Я молился
«Я молился, чтобы она не смогла больше жить без меня»
А. Гавальда
Я молился. Хотел этого больше всего на свете. И боялся одновременно с такой же силой. Что мог сказать своим детям? «Папочка сейчас сообщит новость, которая вас расстроит»? Это я бы произнес «расстроит». Или, например, «опечалит». А подумал: «Убьет. Вместе с вашей мамой». Я молился, чтобы убить свою семью. Разумеется, морально.
Я делал это, поднимаясь в лифте на восемнадцатый этаж, где ждала любовь, одновременно удаляясь от единственной ценности своей сорокалетней жизни — семьи. Насколько это сокровище было значимым, настолько и тяжелым. Я ощущал себя путником, обремененным ношей и знающим, что все привалы позади. Клоуном, лицо которого разделено на две части — темную и светлую. Я решал задачу, у которой по определению не могло быть решения. Потому что все упиралось в понятие «измена». Мог ли я изменить? Жене? Любви? Себе? Я нашел бы в себе силы, если бы знал ответ.
Я рассматривал стены кабины лифта, имитирующие полированное дерево. Углы, закругленные мраком. Свое тусклое отражение с опрокинутым лицом. Здесь было можно не следить за его выражением, изменив привычке скрывать свои чувства. Сколько себя помнил, играл роли мужа, отца, руководителя, позабыв, кем был изначально. И когда встретил женщину, которая перевернула мою душу, перетрясла, как старую перину, навела порядок, вдруг понял, кто я такой и каково быть собой. Вспомнил вкус счастья, собиравшегося в уголках ее губ каплями подтаявшего ванильного мороженного.
Легкий толчок отвлек от мыслей. Мрак выполз из углов. Лифт остановился. Между прошлым и настоящим. Долгом и любовью. Надеждой и обреченностью. Где-то в районе девятого этажа. Я застрял, ведь я молился. Бог услышал и дал передышку. Возможность подумать и принять решение, которое ждала сегодня она, моя любимая.
Снаружи суетились, разговаривали. Этого я не слышал. Я видел ветку цветущего абрикоса, проникшую бело-розовым облаком в комнату. Ситцевую занавеску, с которой заигрывал майский ветер, бесстыдно задирая ей подол. Шепот любимой звучал хрипловато: «Мы вернемся сюда, когда созреют абрикосы?». Он дразнил и провоцировал, щекотал нервы, как ее волосы — мой нос. Я желал, что бы время остановилось. Я наслаждался.
Осколками разбитого зеркала
Вздохами старого рояля
Серым шлейфом дороги
Оголенным проводом прикосновения
Подушечками пальцев по векам
Печалью, стекающей
Разноцветными жемчужинами с лица
Душой, воспаряющей ввысь радугой
Шепотом, сплетенным со скрипом старых пружин
Биением нашего сердца
Рукой в руке
Душой в душе
Глотком воды в пустыне.
Я был маленьким мальчиком, знающим, что такое счастье. Счастье ловить капли ванильного мороженного, падающие с ее губ.
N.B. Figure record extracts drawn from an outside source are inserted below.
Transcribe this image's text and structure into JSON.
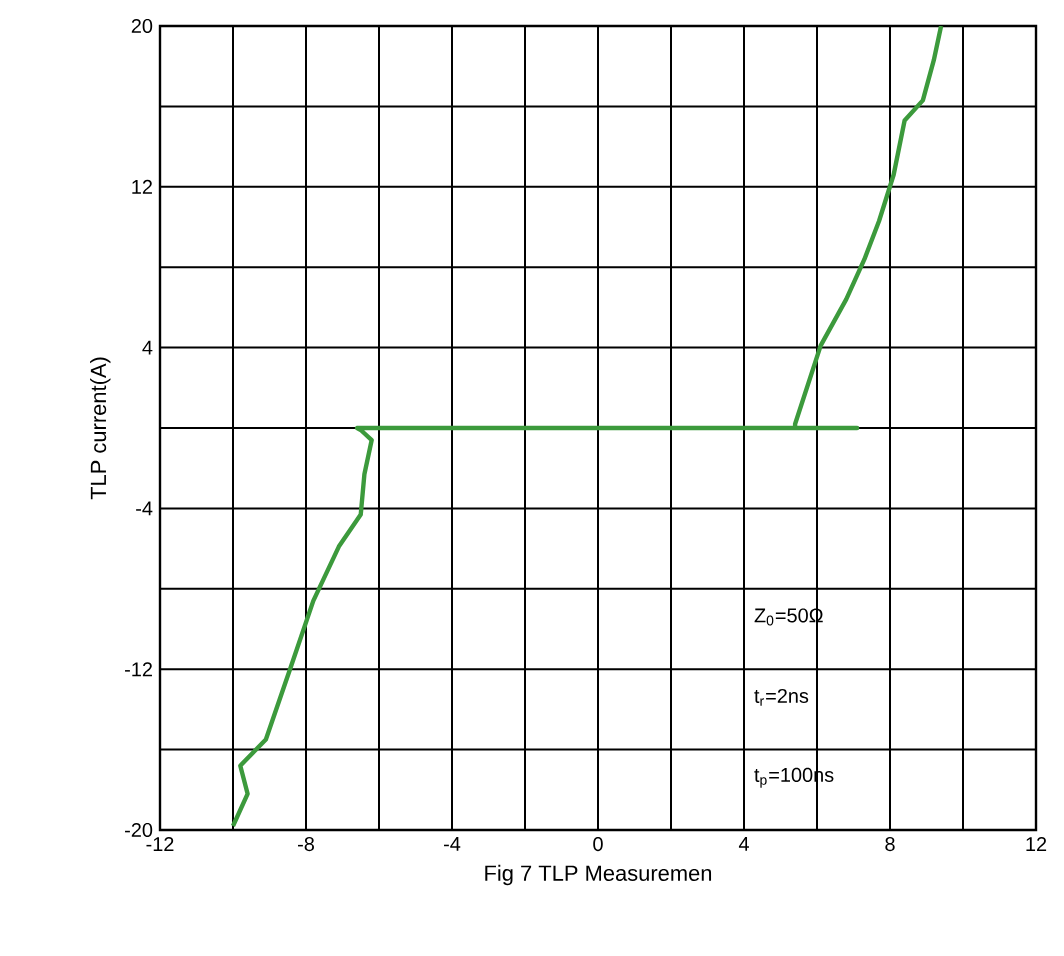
{
  "chart_data": {
    "type": "line",
    "xlabel": "Fig 7 TLP Measuremen",
    "ylabel": "TLP current(A)",
    "xlim": [
      -12,
      12
    ],
    "ylim": [
      -20,
      20
    ],
    "xticks": [
      -12,
      {
        "value": -10,
        "label": null
      },
      -8,
      {
        "value": -6,
        "label": null
      },
      -4,
      {
        "value": -2,
        "label": null
      },
      0,
      {
        "value": 2,
        "label": null
      },
      4,
      {
        "value": 6,
        "label": null
      },
      8,
      {
        "value": 10,
        "label": null
      },
      12
    ],
    "yticks": [
      -20,
      {
        "value": -16,
        "label": null
      },
      -12,
      {
        "value": -8,
        "label": null
      },
      -4,
      {
        "value": 0,
        "label": null
      },
      4,
      {
        "value": 8,
        "label": null
      },
      12,
      {
        "value": 16,
        "label": null
      },
      20
    ],
    "grid": true,
    "marker": "none",
    "line_style": "solid",
    "annotations": [
      "Z$_{0}$=50Ω",
      "t$_{r}$=2ns",
      "t$_{p}$=100ns"
    ],
    "series": [
      {
        "color": "#3c9a3c",
        "x": [
          -10.0,
          -9.6,
          -9.8,
          -9.1,
          -8.4,
          -7.8,
          -7.1,
          -6.5,
          -6.4,
          -6.2,
          -6.5,
          -6.6,
          7.1,
          5.4,
          5.4,
          6.1,
          6.8,
          7.3,
          7.7,
          8.1,
          8.4,
          8.9,
          9.2,
          9.4
        ],
        "values": [
          -19.8,
          -18.2,
          -16.8,
          -15.5,
          -11.8,
          -8.6,
          -5.9,
          -4.3,
          -2.3,
          -0.6,
          -0.1,
          0,
          0,
          0,
          0.2,
          4.1,
          6.4,
          8.4,
          10.3,
          12.6,
          15.3,
          16.3,
          18.3,
          20
        ]
      }
    ]
  }
}
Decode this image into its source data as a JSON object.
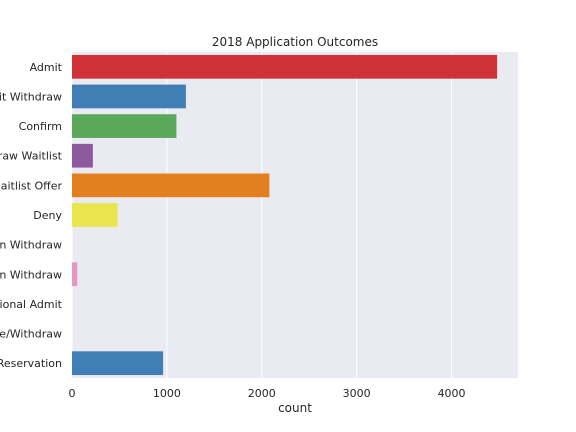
{
  "chart_data": {
    "type": "bar",
    "orientation": "horizontal",
    "title": "2018 Application Outcomes",
    "xlabel": "count",
    "ylabel": "",
    "xlim": [
      0,
      4700
    ],
    "xticks": [
      "0",
      "1000",
      "2000",
      "3000",
      "4000"
    ],
    "grid": true,
    "categories": [
      "Admit",
      "it Withdraw",
      "Confirm",
      "raw Waitlist",
      "aitlist Offer",
      "Deny",
      "n Withdraw",
      "n Withdraw",
      "ional Admit",
      "e/Withdraw",
      "Reservation"
    ],
    "values": [
      4480,
      1200,
      1100,
      220,
      2080,
      480,
      0,
      55,
      0,
      0,
      960
    ],
    "colors": [
      "#d03337",
      "#417eb5",
      "#5aa95b",
      "#8f59a0",
      "#e27f1f",
      "#e9e64d",
      "#a85a31",
      "#e897c5",
      "#999999",
      "#d03337",
      "#417eb5"
    ],
    "background": "#eaeaf2",
    "grid_color": "#ffffff"
  }
}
«Мы обязательно вернемся сюда, когда созреют абрикосы» — обещал я тогда. А сейчас она ждала меня в съемной комнатке на восемнадцатом этаже, где в темной оконной раме висела заставка городского пейзажа. И не цветущая ветка билась о стекло, а ворчали тросы в шахте лифта.
«Я не позволю никому сделать меня несчастной! Что будет с нами?» — спрашивала она. Другая бы стеснялась, ждала и терпела. Но не она. Я ехал ответить на этот вопрос. Еще на первом этаже решения не было. Когда зажегся свет, я, не раздумывая, нажал на кнопку.
* * *
Прошло десять лет. Моя жизнь прожита. Хочется сказать «кончена». Но в ней было время, когда я молился. С той женщиной мы больше не виделись с памятного дня, когда я застрял в лифте. Она нашла силы жить без меня. Не я — она. Приняв, что «на чужом несчастье…». Уступив свое счастье.
С тех пор я не молился никогда. Не ел ванильное мороженное. Поставил шлагбаум перед воспоминаниями. Снабдил его огромным «кирпичом». Да, еще в уголке сознания припрятал метелку для ненужных мыслей. Принял все меры предосторожности от нее. А она была всего лишь женщиной, хотевшей быть счастливой.
Я успешен в работе. Спокоен и невозмутим. Все уверены, что отлично владею собой. Никто не знает, что владеть нечем. Я не закрыт, а пуст. В центре этой пустыни укоренилось мощное растение — чувство долга. Перед семьей, перед сотрудниками, да мало ли перед кем. Слабый росток надежды на счастье быть собой вырван с корнем и давно сгнил в мусорной куче памяти.
И все-таки я помню, как молился. Поэтому живу.